A junction diode is an electronic component that limits current flow to one direction. It consists of two joined slivers of silicon, one treated to prefer positive charges and the other to prefer negative charges, so electronics designers call it a P-N junction diode. Because its action is simple and basic, it makes many fundamentally useful electronic circuits possible.
  1. Rectifier

    • Electronic circuits run on direct current (DC), not the alternating current (AC) available from your household electrical outlets. Batteries produce DC, but they have limited lifetime and power capacity. Most electronic devices rely on a device called a rectifier that converts AC to DC. A rectifier arranges one or more P-N junction diodes so they pass AC current when it flows one way but block it in the opposite direction.

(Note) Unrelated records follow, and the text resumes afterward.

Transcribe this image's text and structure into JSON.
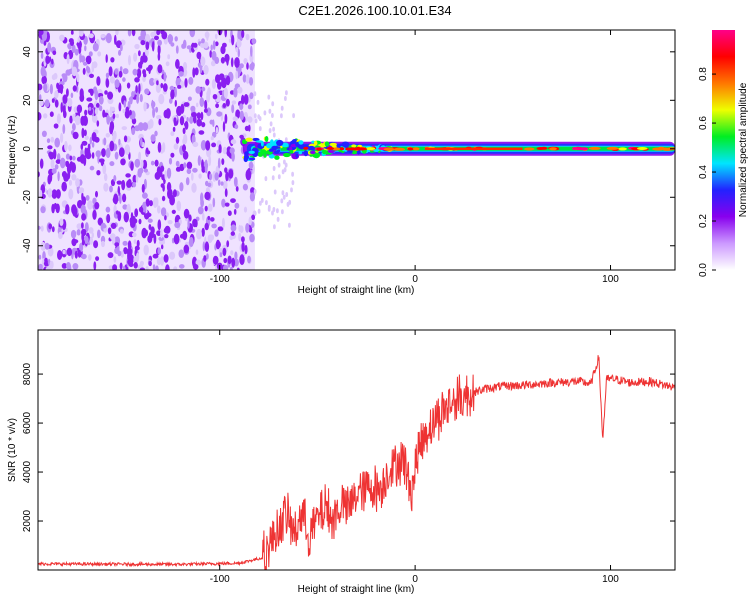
{
  "title": "C2E1.2026.100.10.01.E34",
  "chart_data": [
    {
      "type": "heatmap",
      "name": "spectrogram",
      "xlabel": "Height of straight line (km)",
      "ylabel": "Frequency (Hz)",
      "xlim": [
        -193,
        133
      ],
      "ylim": [
        -50,
        49
      ],
      "xticks": [
        -100,
        0,
        100
      ],
      "xtick_labels": [
        "-100",
        "0",
        "100"
      ],
      "yticks": [
        -40,
        -20,
        0,
        20,
        40
      ],
      "ytick_labels": [
        "-40",
        "-20",
        "0",
        "20",
        "40"
      ],
      "noise_region_x": [
        -193,
        -82
      ],
      "signal_center_hz": 0,
      "colorbar": {
        "label": "Normalized spectral amplitude",
        "range": [
          0,
          0.98
        ],
        "ticks": [
          0,
          0.2,
          0.4,
          0.6,
          0.8
        ],
        "tick_labels": [
          "0.0",
          "0.2",
          "0.4",
          "0.6",
          "0.8"
        ],
        "colors": [
          "#ffffff",
          "#cc99ff",
          "#8800ee",
          "#2222ff",
          "#00e5ff",
          "#00ee22",
          "#eeff00",
          "#ff7700",
          "#ff0000",
          "#ff0088"
        ]
      }
    },
    {
      "type": "line",
      "name": "snr",
      "xlabel": "Height of straight line (km)",
      "ylabel": "SNR (10 * v/v)",
      "xlim": [
        -193,
        133
      ],
      "ylim": [
        0,
        9800
      ],
      "xticks": [
        -100,
        0,
        100
      ],
      "xtick_labels": [
        "-100",
        "0",
        "100"
      ],
      "yticks": [
        2000,
        4000,
        6000,
        8000
      ],
      "ytick_labels": [
        "2000",
        "4000",
        "6000",
        "8000"
      ],
      "color": "#ee3333",
      "series": [
        {
          "name": "SNR",
          "x": [
            -193,
            -160,
            -120,
            -90,
            -78,
            -74,
            -70,
            -66,
            -62,
            -58,
            -54,
            -50,
            -46,
            -42,
            -38,
            -34,
            -30,
            -26,
            -22,
            -18,
            -14,
            -10,
            -6,
            -2,
            2,
            6,
            10,
            14,
            20,
            28,
            36,
            44,
            56,
            70,
            84,
            90,
            94,
            96,
            98,
            102,
            110,
            120,
            133
          ],
          "y": [
            250,
            240,
            230,
            280,
            500,
            1100,
            1700,
            2300,
            1500,
            2300,
            1400,
            2100,
            2600,
            2000,
            2700,
            2500,
            3100,
            3300,
            3400,
            3300,
            4000,
            4300,
            4600,
            3200,
            5000,
            5700,
            6100,
            6500,
            6900,
            7200,
            7400,
            7500,
            7550,
            7650,
            7700,
            7600,
            8700,
            5300,
            7800,
            7800,
            7650,
            7700,
            7450
          ]
        }
      ]
    }
  ]
}
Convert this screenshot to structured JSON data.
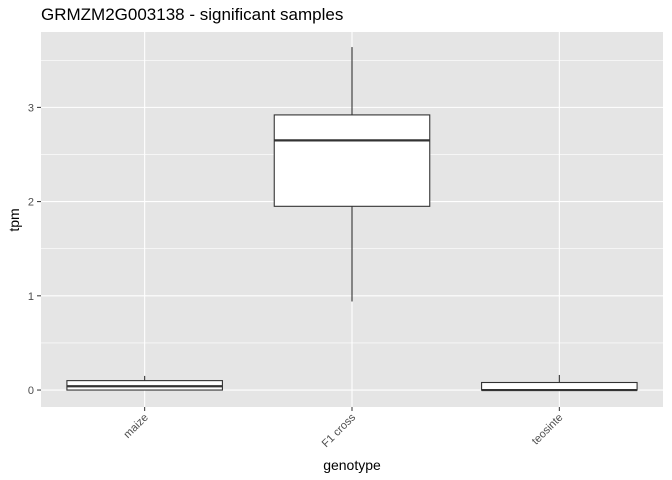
{
  "chart_data": {
    "type": "boxplot",
    "title": "GRMZM2G003138 - significant samples",
    "xlabel": "genotype",
    "ylabel": "tpm",
    "categories": [
      "maize",
      "F1 cross",
      "teosinte"
    ],
    "boxes": [
      {
        "category": "maize",
        "min": 0.0,
        "q1": 0.0,
        "median": 0.04,
        "q3": 0.1,
        "max": 0.15
      },
      {
        "category": "F1 cross",
        "min": 0.94,
        "q1": 1.95,
        "median": 2.65,
        "q3": 2.92,
        "max": 3.64
      },
      {
        "category": "teosinte",
        "min": 0.0,
        "q1": 0.0,
        "median": 0.0,
        "q3": 0.08,
        "max": 0.16
      }
    ],
    "yticks": [
      0,
      1,
      2,
      3
    ],
    "ylim": [
      -0.18,
      3.8
    ],
    "grid": true,
    "legend": "none",
    "colors": {
      "panel": "#e5e5e5",
      "grid": "#ffffff",
      "box_fill": "#ffffff",
      "box_stroke": "#333333"
    }
  }
}
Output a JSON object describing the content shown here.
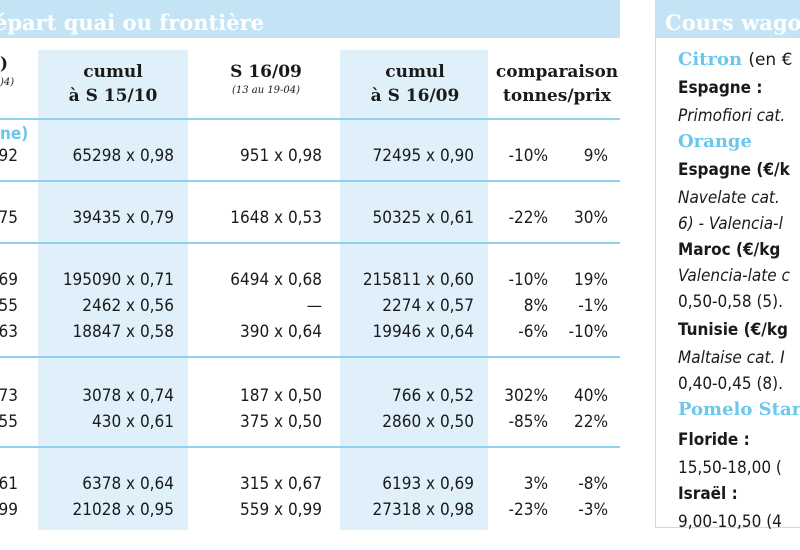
{
  "header": {
    "left_title": "épart quai ou frontière",
    "right_title": "Cours wagon"
  },
  "columns": [
    {
      "title": ")",
      "sub": ")4)"
    },
    {
      "title": "cumul à S 15/10",
      "line1": "cumul",
      "line2": "à S 15/10"
    },
    {
      "title": "S 16/09",
      "line1": "S 16/09",
      "sub": "(13 au 19-04)"
    },
    {
      "title": "cumul à S 16/09",
      "line1": "cumul",
      "line2": "à S 16/09"
    },
    {
      "title": "comparaison tonnes/prix",
      "line1": "comparaison",
      "line2": "tonnes/prix"
    }
  ],
  "section_label": "ne)",
  "rows": [
    {
      "c0": "92",
      "c1": "65298 x 0,98",
      "c2": "951 x 0,98",
      "c3": "72495 x 0,90",
      "t": "-10%",
      "p": "9%"
    },
    {
      "c0": "75",
      "c1": "39435 x 0,79",
      "c2": "1648 x 0,53",
      "c3": "50325 x 0,61",
      "t": "-22%",
      "p": "30%"
    },
    {
      "c0": "69",
      "c1": "195090 x 0,71",
      "c2": "6494 x 0,68",
      "c3": "215811 x 0,60",
      "t": "-10%",
      "p": "19%"
    },
    {
      "c0": "55",
      "c1": "2462 x 0,56",
      "c2": "—",
      "c3": "2274 x 0,57",
      "t": "8%",
      "p": "-1%"
    },
    {
      "c0": "63",
      "c1": "18847 x 0,58",
      "c2": "390 x 0,64",
      "c3": "19946 x 0,64",
      "t": "-6%",
      "p": "-10%"
    },
    {
      "c0": "73",
      "c1": "3078 x 0,74",
      "c2": "187 x 0,50",
      "c3": "766 x 0,52",
      "t": "302%",
      "p": "40%"
    },
    {
      "c0": "55",
      "c1": "430 x 0,61",
      "c2": "375 x 0,50",
      "c3": "2860 x 0,50",
      "t": "-85%",
      "p": "22%"
    },
    {
      "c0": "61",
      "c1": "6378 x 0,64",
      "c2": "315 x 0,67",
      "c3": "6193 x 0,69",
      "t": "3%",
      "p": "-8%"
    },
    {
      "c0": "99",
      "c1": "21028 x 0,95",
      "c2": "559 x 0,99",
      "c3": "27318 x 0,98",
      "t": "-23%",
      "p": "-3%"
    }
  ],
  "sidebar": {
    "citron_label": "Citron",
    "citron_unit": "(en €",
    "espagne1": "Espagne :",
    "primofiori": "Primofiori cat.",
    "orange_label": "Orange",
    "espagne2": "Espagne (€/k",
    "navelate": "Navelate cat.",
    "valencia_line": "6) - Valencia-l",
    "maroc": "Maroc (€/kg",
    "valencia_late": "Valencia-late c",
    "maroc_price": "0,50-0,58 (5).",
    "tunisie": "Tunisie (€/kg",
    "maltaise": "Maltaise cat. I",
    "tunisie_price": "0,40-0,45 (8).",
    "pomelo": "Pomelo Star",
    "floride": "Floride :",
    "floride_price": "15,50-18,00 (",
    "israel": "Israël :",
    "israel_price": "9,00-10,50 (4"
  }
}
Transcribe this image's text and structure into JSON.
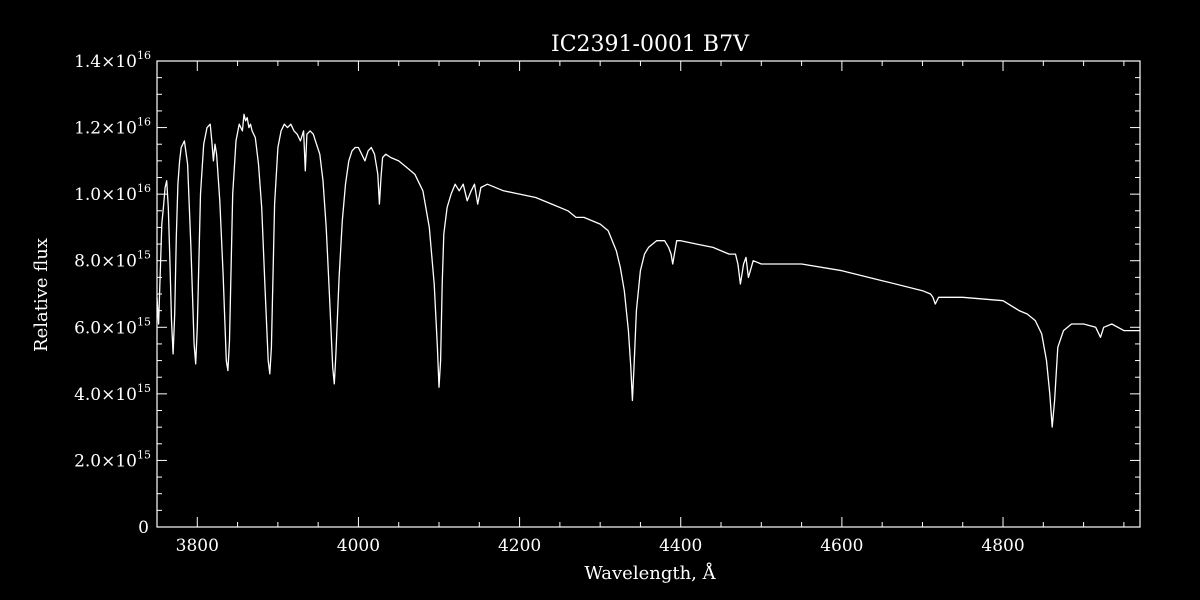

The result is a one-way current with a 60 hertz ripple. Subsequent filtering and regulation circuits remove most of the ripple, leaving a steady DC voltage well-suited for powering the most sensitive electronic devices.

    Radio Detector

    • AM radio uses a scheme called amplitude modulation to broadcast sound over high-frequency radio waves. The frequency of the radio signal, called the carrier, is hundreds of times greater than the sound frequency, called the modulator. To retrieve the sound from the broadcast signal, the radio has a diode-based detector circuit. It blocks the carrier signal and filters the high frequencies out, leaving only the audible sounds of speech and music.

    Electronic Switch

    • A solar panel can charge a battery, but when the sun goes down, the panel stops producing electricity and becomes a load on the battery, draining it. A diode placed in the circuit turns on when current flows from the solar panel to the battery and turns off when the battery's current tries to flow back through the panel. This electronic switching action preserves the battery's charge.

    Voltage Multiplier

    • A pair of P-N junction diodes, properly connected, doubles the peak-to-peak voltage of an incoming alternating current and converts it to DC. For example, an AC signal with a peak-to-peak voltage of 10 volts becomes a 20-volt DC signal. An arrangement of three diodes triples the voltage. A circuit called the Cockroft-Walton voltage multiplier increases voltage in stages: the more stages, the more voltage it produces. A well-designed Cockcroft-Walton multiplier can generate hundreds of thousands of volts.